While yesterday's post was about spousal/partner support, Josh wrote a comment, which made me realize that I should also write about spousal/partner lack of support. While I don't know about this first-hand, I do know what it's like to be deserted by other family members and friends. And it's terribly disappointing and painful.
I would imagine it's just devastating to have an illness that is as horrific as bipolar mood disorder, clinical depression, or seasonal affective disorder, and feel that your spouse/partner isn't supportive.
In fact, I have an acquaintance who divorced her husband because he is bipolar and she was tired of having him live off disability, sleep a lot of the time, and show no initiative in changing his situation. Since I heard about his situation through his mother-in-law--who was a friend of my mother's--there wasn't much I could say.
Had the BIP's wife been a friend of mine, I would have told her how horrific depressions feel and how difficult it is to survive them. I would have explained how difficult it is to work when you're constantly struck by depressive episodes. I would have asked what kind of help and support her husband was getting from his doctor, and perhaps have suggested other wellness activities.
I did tell my mother's friend that I would be happy to talk to her son-in-law or daughter, but I got the impression they wouldn't call me or email me, and they didn't. It seemed like the BIP's illness wasn't something they publicly talked about.
And this isn't the first time I've offered to help people who won't seek help. I once met a woman in a manicure shop whose grandson had been diagnosed as bipolar. We spent an hour talking about the illness and I offered to discuss things with her grandson and/or his mother. This woman, who so loved her grandson and felt so happy that I could provide hope, sadly said she didn't think her daughter would call me. And the woman didn't. Again, it wasn't something this family publicly discussed.
Josh, in terms of your situation, I don't know what to tell you. My husband and I had been married for many years before I was diagnosed as bipolar. For much of our relationship I was only depressed for two six-week episodes each year, and I was well enough to work even though I didn't feel well.
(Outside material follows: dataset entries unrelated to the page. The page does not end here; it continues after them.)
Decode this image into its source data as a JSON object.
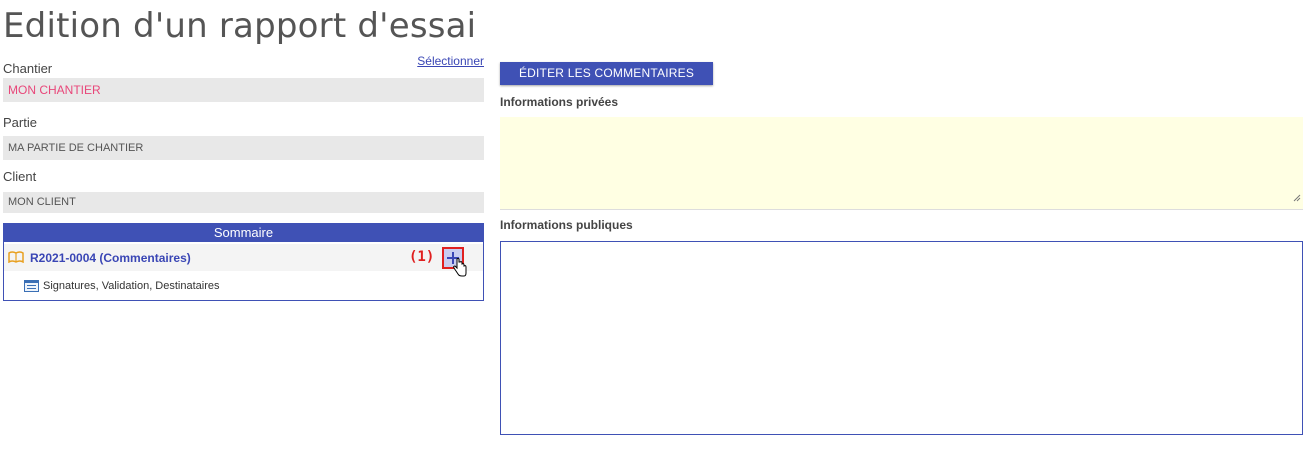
{
  "page": {
    "title": "Edition d'un rapport d'essai"
  },
  "fields": {
    "chantier": {
      "label": "Chantier",
      "value": "MON CHANTIER",
      "select_link": "Sélectionner"
    },
    "partie": {
      "label": "Partie",
      "value": "MA PARTIE DE CHANTIER"
    },
    "client": {
      "label": "Client",
      "value": "MON CLIENT"
    }
  },
  "summary": {
    "header": "Sommaire",
    "items": [
      {
        "label": "R2021-0004 (Commentaires)",
        "icon": "book-icon",
        "callout": "(1)",
        "action_icon": "plus-icon"
      },
      {
        "label": "Signatures, Validation, Destinataires",
        "icon": "form-icon"
      }
    ]
  },
  "comments": {
    "edit_button": "ÉDITER LES COMMENTAIRES",
    "private_label": "Informations privées",
    "public_label": "Informations publiques",
    "private_value": "",
    "public_value": ""
  },
  "colors": {
    "accent": "#3f51b5",
    "highlight": "#e8477a",
    "private_bg": "#ffffe3",
    "callout": "#e02020"
  }
}
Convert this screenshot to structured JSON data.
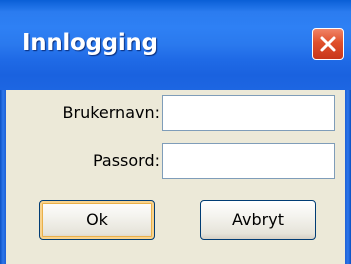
{
  "window": {
    "title": "Innlogging",
    "close_icon": "close-icon"
  },
  "form": {
    "username_label": "Brukernavn:",
    "username_value": "",
    "password_label": "Passord:",
    "password_value": ""
  },
  "buttons": {
    "ok_label": "Ok",
    "cancel_label": "Avbryt"
  },
  "colors": {
    "titlebar": "#2b7cf0",
    "close_button": "#e0502b",
    "client_background": "#ece9d8"
  }
}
For most of our marriage, I was able to plan our social life and participate in it, travel, and assume marital and family obligations. Even during my six-week depressions, I was able to go out at night, share household responsibilities, and spend fun weekends with my husband.
I wasn't diagnosed until our son was five-years-old. But once I was diagnosed and went on medication, everything changed. Since I've written about this before, I won't repeat it here.
I believe that one of the reasons my husband stood by me is because that's just the kind of person he is. But, I also believe he knew that there wasn't anyone who tried harder than I did to achieve wellness. Also, I tried very hard to remain upbeat--even when I was personally devastated. I always tried to hide the worst of my illness from our son so that he didn't feel he was living in an "ill" household, or that his mother was "mentally ill."
My husband knew I would do everything possible to take care of our son to my fullest ability. And he knew that I hated canceling plans as much as he did, that I would try to socialize, try to participate in family events and holidays, and that as soon as I was well, I worked as hard as I could to get freelance grant writing assignments, and financially contribute.
I'm not sure if there are different dynamics when it's the husband who's ill, rather than the wife. Since I don't know you, I have no idea what your marriage was like before your illness. These are both important questions.
I guess if I had any advice to offer, I would suggest couples counseling. While I don't know anything about it, I would imagine that both of you need a therapist or counselor of some sort to open up lines of communication, and see if you can work this out. If any of my readers have advice, or have been in Josh's shoes, it would be nice to hear from you.
Josh, in the meantime, I believe there are sites for relatives of people who are bipolar. I'm not sure how helpful they are, but perhaps someone reading this can make recommendations.
I'm sorry you're not only having a tough time with this illness, but with your marriage as well. I truly hope that things get easier for you and your wife.